NARRAGANSETT, R.I. — Charlie O’s Tavern, a staple of the Point Judith restaurant scene for almost 30 years and a popular watering hole among college students, appears to have closed, perhaps permanently.
Locals noticed that the restaurant’s door had a sign on it Monday that said “Closed today. Thanks,” and its Facebook page has been removed.
Narragansett Acting Town Manager Sean Corrigan, who is chief of the police department, said he had received information that the bar and restaurant, located at 2 Sand Hill Cove Road, is closed permanently.
A call to the main number went to a Verizon automated message stating that the line was busy. The bar’s most recent Twitter post, inviting patrons to come and support the Boston Bruins in the playoffs, is from April 15.
“I think people are sad about it. It’s kind of a south end institution,” Town Council President Matthew Mannix said Monday. “It’s been there since I was a kid.”
Charlie O’s opened in 1990, when Charlie Samaras bought, renovated and renamed an old fishermen’s bar at the end of Point Judith Road called The Point. It became a popular restaurant that drew visitors from all corners of New England.
In 2006, Samaras decided to take a step back from the daily operation of the business and sold his shares to Chris Simon, a longtime employee, who started working at Charlie O’s in 1993 as a waiter and gradually became Samaras’ right-hand man.
Simon pledged then not to fiddle with the tried-and-true formula that made the business successful, such as its menu that included popular prime rib and baby-back ribs.
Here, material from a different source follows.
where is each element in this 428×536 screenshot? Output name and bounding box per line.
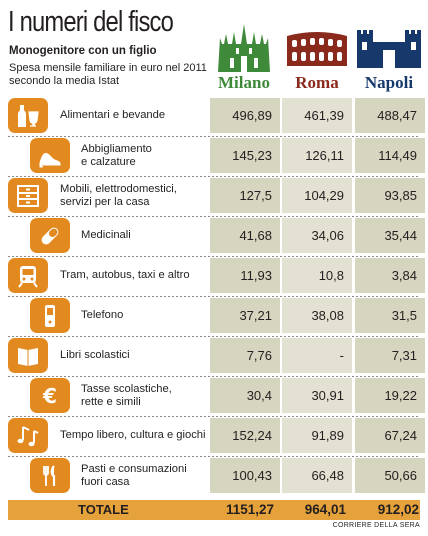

The establishment was known as more of a place to eat lunch or dinner and socialize than just a bar.
Former customers and employees took to Facebook this week to remark on the closing of what some said is an institution in town.
Charlie O’s, they said, joins the ranks of other departed establishments that found their niche serving the college crowd, including Casey’s, which closed in 2012.
“Charlie O’s Tavern meant a lot to me,” Jesse Histen wrote. “Working there for the better part of a decade taught me more than any college education or any book ever could.”
John Daley called it the end of an era.
“You gave me my bar start and I appreciate all the hard work that every single person put in to teach me the ropes and give me my opportunities today as a manger of three restaurants,” Daley wrote. “We will tell tales of endless ‘appy hour’ food buffets and five dollar pitchers of Bud and Bud Light and who could forget the old pitcher of sangria with a straw on Sunday nights and the endless Journey songs played on the touch tunes.”
Others were less nostalgic, and said the restaurant’s quality had declined in recent years.
“There had been a little less business there over the years, I think some people did see this coming,” Mannix said. “But obviously it’s sad to see a business that’s been there for so long close.”
It faced some bureaucratic hurdles as well.
In 2017, Charlie O’s discontinued use of its second floor except for storage, because the fire code required a sprinkler system. At the time, Simon estimated the cost to install sprinklers to be $75,000 to $100,000.